Funcational annotation
The analytic procedure ideally bifurcate at the starting point according to the investigation strategy: DNA can undergo a PCR-based amplification step to increase the amount of a specific marker gene (e.g. ribosomal RNA) and then subject to Roche 454 sequencing or can be fragmented and prepared into libraries for metagenomics Illumina/SOLiD sequencing. The simplest analytic choice is to map short reads into reference databases such as that maintained by the Ribosomal Database Project for the taxonomy survey via 16S sequencing (1) or into NCBI non-redundant (nr/nt) for environmental microbiome or, in case of gut microbiome surveys, the better-scoped MetaHIT (2). Another possibility is to assemble the short reads into longer contigs using new generation assemblers specific for unevenly distributed reads deriving from the multitude of different microbes represented in the community (3). Their application improves the efficiency of gene finding programs that, even though applicable directly on reads, have a higher level of information to ensure more confident gene identification (4). Once coding sequences have been obtained, their corresponding proteins can be searched in reference functional databases encoding information in the form of HMMs or PSSM from multiple sequence alignments (5) or directly in reference protein sets derived from primary databanks or from genome-derived collections. The first approach leads to a direct identification of associated functions that can be used to identify and score pathways (6) and in the end apply a battery of statistical techniques for sample characterization (7). The second approach can be used to obtain taxonomic and functional distributions (8) and allows to directly feed metabolic pathway identification (9) that in turn can be converted into stoichiometric models (10) for simulating the behaviour of single organisms or the relationships within a community, with the potential of predicting their response to changing environmental conditions.
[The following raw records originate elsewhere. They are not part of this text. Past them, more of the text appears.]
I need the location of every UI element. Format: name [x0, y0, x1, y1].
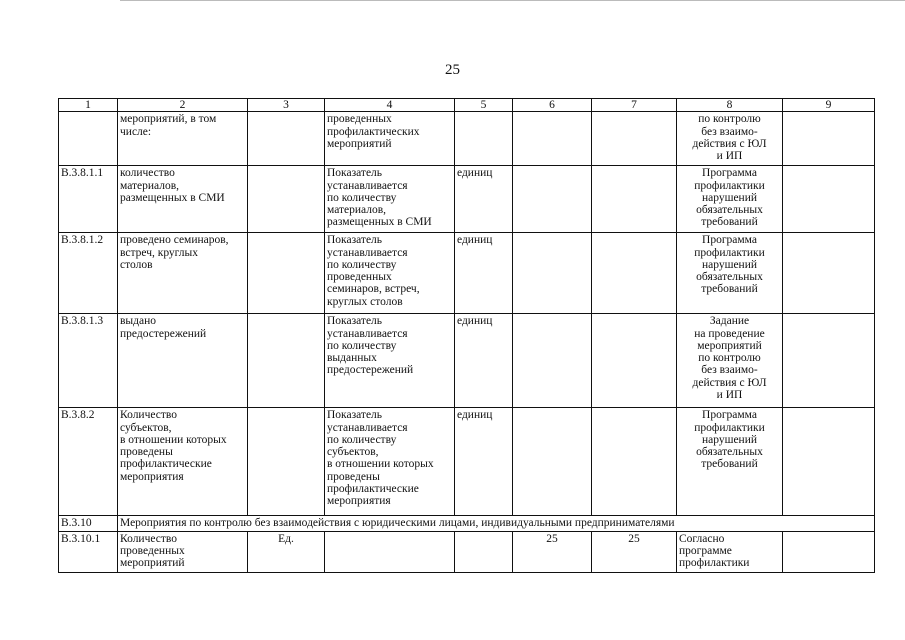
row-col9 [783, 531, 875, 572]
table-row [59, 408, 875, 516]
row-basis [677, 166, 783, 233]
row-basis-line: и ИП [716, 150, 743, 163]
indicators-table [58, 98, 875, 573]
row-name-line: встреч, круглых [120, 246, 199, 259]
row-basis-line: профилактики [694, 179, 765, 192]
row-basis-line: на проведение [694, 327, 765, 340]
row-basis-line: и ИП [716, 389, 743, 402]
row-indicator-line: устанавливается [327, 179, 408, 192]
row-indicator-line: устанавливается [327, 246, 408, 259]
row-indicator-line: устанавливается [327, 421, 408, 434]
row-basis-line: мероприятий [697, 339, 762, 352]
row-name-line: проведенных [120, 544, 185, 557]
row-indicator-line: по количеству [327, 191, 397, 204]
row-indicator-line: семинаров, встреч, [327, 283, 420, 296]
row-indicator-line: устанавливается [327, 327, 408, 340]
row-name-line: Количество [120, 409, 177, 422]
row-col7 [592, 408, 677, 516]
row-basis-line: профилактики [694, 246, 765, 259]
row-col6 [513, 166, 592, 233]
row-col7 [592, 166, 677, 233]
row-unit: единиц [455, 314, 513, 408]
header-cell: 9 [783, 99, 875, 112]
row-basis-line: Согласно [679, 532, 725, 545]
row-indicator-line: проведенных [327, 271, 392, 284]
row-indicator-line: по количеству [327, 433, 397, 446]
table-row [59, 233, 875, 314]
row-name-line: мероприятий [120, 557, 185, 570]
row-basis [677, 314, 783, 408]
row-col6: 25 [513, 531, 592, 572]
row-basis [677, 408, 783, 516]
header-cell: 1 [59, 99, 118, 112]
row-indicator-line: проведены [327, 470, 380, 483]
row-col6 [513, 408, 592, 516]
row-col9 [783, 112, 875, 166]
row-basis [677, 112, 783, 166]
row-name-line: субъектов, [120, 421, 172, 434]
row-col7 [592, 112, 677, 166]
section-row [59, 516, 875, 531]
row-col7: 25 [592, 531, 677, 572]
row-basis-line: требований [701, 216, 758, 229]
row-indicator-line: выданных [327, 352, 377, 365]
row-col9 [783, 233, 875, 314]
row-basis-line: по контролю [698, 113, 761, 126]
row-indicator [325, 112, 455, 166]
row-unit: единиц [455, 233, 513, 314]
header-cell: 6 [513, 99, 592, 112]
row-name-line: мероприятия [120, 470, 184, 483]
table-row [59, 112, 875, 166]
row-basis-line: нарушений [701, 191, 758, 204]
header-cell: 5 [455, 99, 513, 112]
row-indicator-line: размещенных в СМИ [327, 216, 432, 229]
row-basis-line: профилактики [679, 557, 750, 570]
row-basis-line: обязательных [696, 271, 763, 284]
row-name [118, 112, 248, 166]
row-indicator-line: профилактических [327, 125, 420, 138]
row-name-line: в отношении которых [120, 433, 227, 446]
scan-top-rule [120, 0, 905, 1]
row-col9 [783, 166, 875, 233]
row-code: В.3.8.1.3 [59, 314, 118, 408]
row-unit [455, 112, 513, 166]
row-indicator [325, 531, 455, 572]
row-col6 [513, 112, 592, 166]
row-name [118, 408, 248, 516]
row-indicator-line: проведенных [327, 113, 392, 126]
row-basis-line: без взаимо- [701, 125, 758, 138]
row-basis [677, 531, 783, 572]
row-name-line: столов [120, 258, 153, 271]
row-col3 [248, 314, 325, 408]
row-code: В.3.8.1.2 [59, 233, 118, 314]
row-indicator-line: мероприятия [327, 495, 391, 508]
row-indicator-line: субъектов, [327, 446, 379, 459]
row-indicator-line: предостережений [327, 364, 414, 377]
row-name-line: материалов, [120, 179, 180, 192]
table-body [59, 99, 875, 573]
row-basis-line: профилактики [694, 421, 765, 434]
row-basis-line: по контролю [698, 352, 761, 365]
page-number: 25 [445, 62, 460, 78]
row-indicator-line: Показатель [327, 234, 383, 247]
row-basis-line: без взаимо- [701, 364, 758, 377]
row-name-line: Количество [120, 532, 177, 545]
row-basis-line: нарушений [701, 433, 758, 446]
row-indicator-line: в отношении которых [327, 458, 434, 471]
row-basis-line: Задание [709, 315, 750, 328]
row-name-line: числе: [120, 125, 152, 138]
row-basis-line: обязательных [696, 204, 763, 217]
row-name-line: размещенных в СМИ [120, 191, 225, 204]
row-indicator-line: мероприятий [327, 137, 392, 150]
header-cell: 8 [677, 99, 783, 112]
row-basis-line: требований [701, 458, 758, 471]
row-name [118, 314, 248, 408]
row-indicator [325, 408, 455, 516]
row-basis [677, 233, 783, 314]
row-basis-line: действия с ЮЛ [692, 376, 767, 389]
header-cell: 4 [325, 99, 455, 112]
row-basis-line: Программа [702, 409, 757, 422]
section-title: Мероприятия по контролю без взаимодействия с юридическими лицами, индивидуальными предпринимателями [118, 516, 875, 531]
row-name-line: проведены [120, 446, 173, 459]
row-indicator-line: профилактические [327, 483, 419, 496]
header-cell: 7 [592, 99, 677, 112]
row-col9 [783, 408, 875, 516]
row-name-line: предостережений [120, 327, 207, 340]
header-cell: 2 [118, 99, 248, 112]
row-unit: единиц [455, 166, 513, 233]
row-col3 [248, 233, 325, 314]
row-basis-line: требований [701, 283, 758, 296]
row-code: В.3.8.2 [59, 408, 118, 516]
header-cell: 3 [248, 99, 325, 112]
row-col3 [248, 408, 325, 516]
row-basis-line: обязательных [696, 446, 763, 459]
row-code: В.3.10.1 [59, 531, 118, 572]
row-name-line: профилактические [120, 458, 212, 471]
row-unit: единиц [455, 408, 513, 516]
row-name-line: проведено семинаров, [120, 234, 229, 247]
row-name [118, 166, 248, 233]
row-indicator-line: материалов, [327, 204, 387, 217]
row-name-line: выдано [120, 315, 157, 328]
row-name-line: мероприятий, в том [120, 113, 217, 126]
row-col6 [513, 314, 592, 408]
table-row [59, 166, 875, 233]
row-basis-line: нарушений [701, 258, 758, 271]
table-row [59, 531, 875, 572]
row-col7 [592, 233, 677, 314]
row-indicator [325, 166, 455, 233]
row-indicator-line: Показатель [327, 315, 383, 328]
table-row [59, 314, 875, 408]
row-code: В.3.8.1.1 [59, 166, 118, 233]
row-basis-line: действия с ЮЛ [692, 137, 767, 150]
row-indicator [325, 233, 455, 314]
row-col3 [248, 166, 325, 233]
table-header-row [59, 99, 875, 112]
row-col6 [513, 233, 592, 314]
row-indicator-line: Показатель [327, 409, 383, 422]
row-col7 [592, 314, 677, 408]
row-indicator [325, 314, 455, 408]
row-code [59, 112, 118, 166]
row-basis-line: Программа [702, 234, 757, 247]
row-indicator-line: по количеству [327, 339, 397, 352]
row-name [118, 233, 248, 314]
row-indicator-line: по количеству [327, 258, 397, 271]
row-basis-line: Программа [702, 167, 757, 180]
row-name-line: количество [120, 167, 175, 180]
row-unit [455, 531, 513, 572]
section-code: В.3.10 [59, 516, 118, 531]
row-indicator-line: круглых столов [327, 295, 403, 308]
row-indicator-line: Показатель [327, 167, 383, 180]
row-col3: Ед. [248, 531, 325, 572]
row-name [118, 531, 248, 572]
row-basis-line: программе [679, 544, 732, 557]
row-col3 [248, 112, 325, 166]
row-col9 [783, 314, 875, 408]
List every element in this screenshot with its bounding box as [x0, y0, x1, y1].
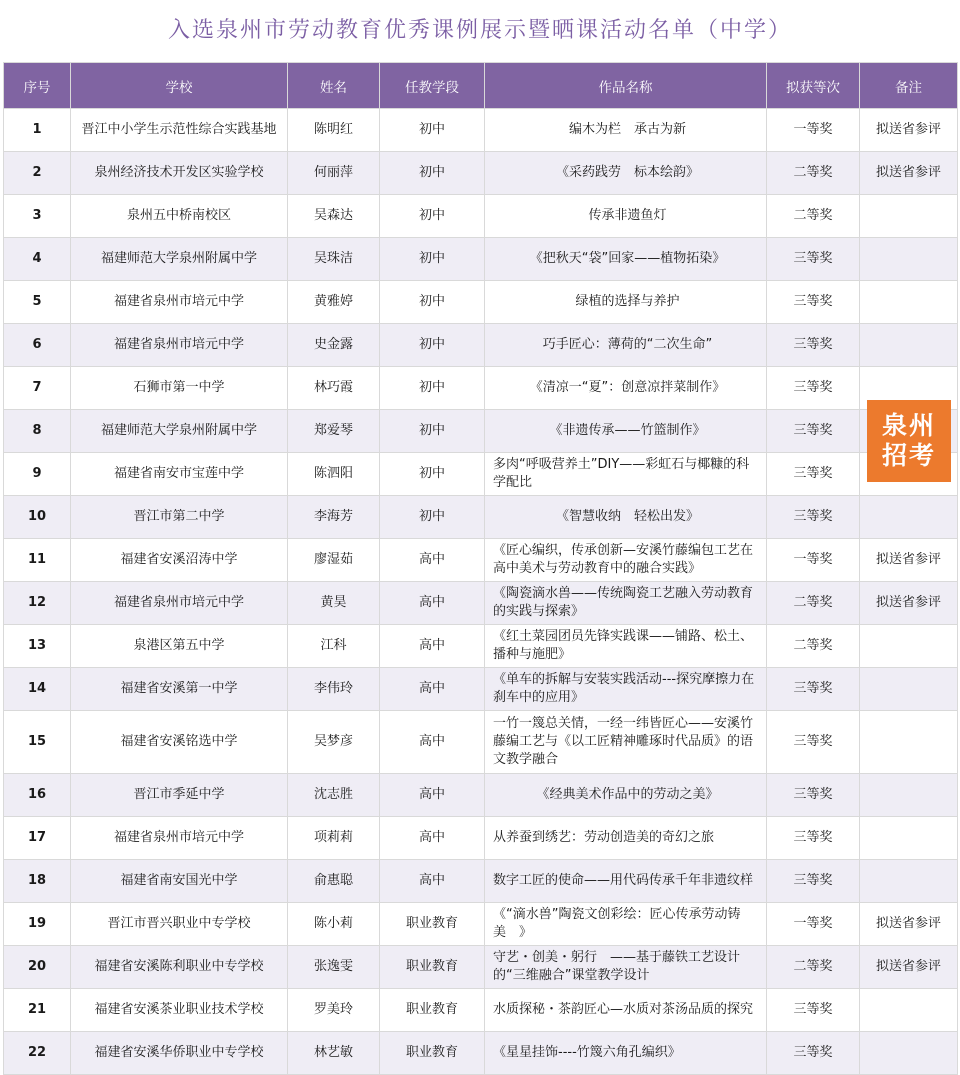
cell-no: 1 — [4, 109, 71, 152]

Comparative analyses between metagenomes (comparative metagenomics) can provide additional insight into the function of complex microbial communities and their role in host health. Here is a list of commonly used pipelines for the functional annotation and comparison of metagenomic data sets.
Year | Tools | Short Descriptions | URL |
---|---|---|---|
2007 | CAMERA | The aim of this project is to serve the needs of the microbial ecology research community, and other scientists using metagenomics data, by creating a rich, distinctive data repository and a bioinformatics tools resource that will address many of the unique challenges of metagenomic analysis. | CAMERA |
2011 | CoMet | A web-server for fast comparative functional profiling of metagenomes. | CoMet |
2012 | HUMAnN | A pipeline for efficiently and accurately determining the presence/absence and abundance of microbial pathways in a community from metagenomic data. | HUMAnN |
2014 | IMG/M | Provides support for comparative analysis of microbial community aggregate genomes (metagenomes) in the context of a comprehensive set of reference genomes from all three domains of life, as well as plasmids, viruses and genome fragments. | IMG/M |
2014 | InterProScan | A tool that combines different protein signature recognition methods into one resource. | InterProScan |
2013 | MEGAN | Software for analyzing metagenomes. | MEGAN |
2011 | MetaPath | It can identify differentially abundant metabolic pathways in metagenomic datasets, relying on a combination of metagenomic sequence data and prior metabolic pathway knowledge (from KEGG). | MetaPath |
2010 | METAREP | An open source tool for high-performance comparative metagenomics. | METAREP |
2010 | MG-RAST | An automated analysis platform for metagenomes providing quantitative insights into microbial populations based on sequence data. | MG-RAST |
2009 | RAMMCAP | Analysis and comparison of very large metagenomes with fast clustering and functional annotation. | RAMMCAP |
2009 | ShotgunFunctionalizeR | An R-package for functional comparison of metagenomes. | ShotgunFunctionalizeR |
2010 | SmashCommunity | A stand-alone metagenomic annotation and analysis pipeline suitable for data from Sanger and 454 sequencing technologies. | SmashCommunity |
2010 | STAMP | A software package for analyzing metagenomic profiles that promotes ‘best practices’ in choosing appropriate statistical techniques and reporting results. | STAMP |
Reference:
1. De Filippo C, Ramazzotti M, Fontana P, Cavalieri D. "Bioinformatic approaches for functional annotation and pathway inference in metagenomics data." Brief Bioinform. 2012 Nov;13(6):696-710.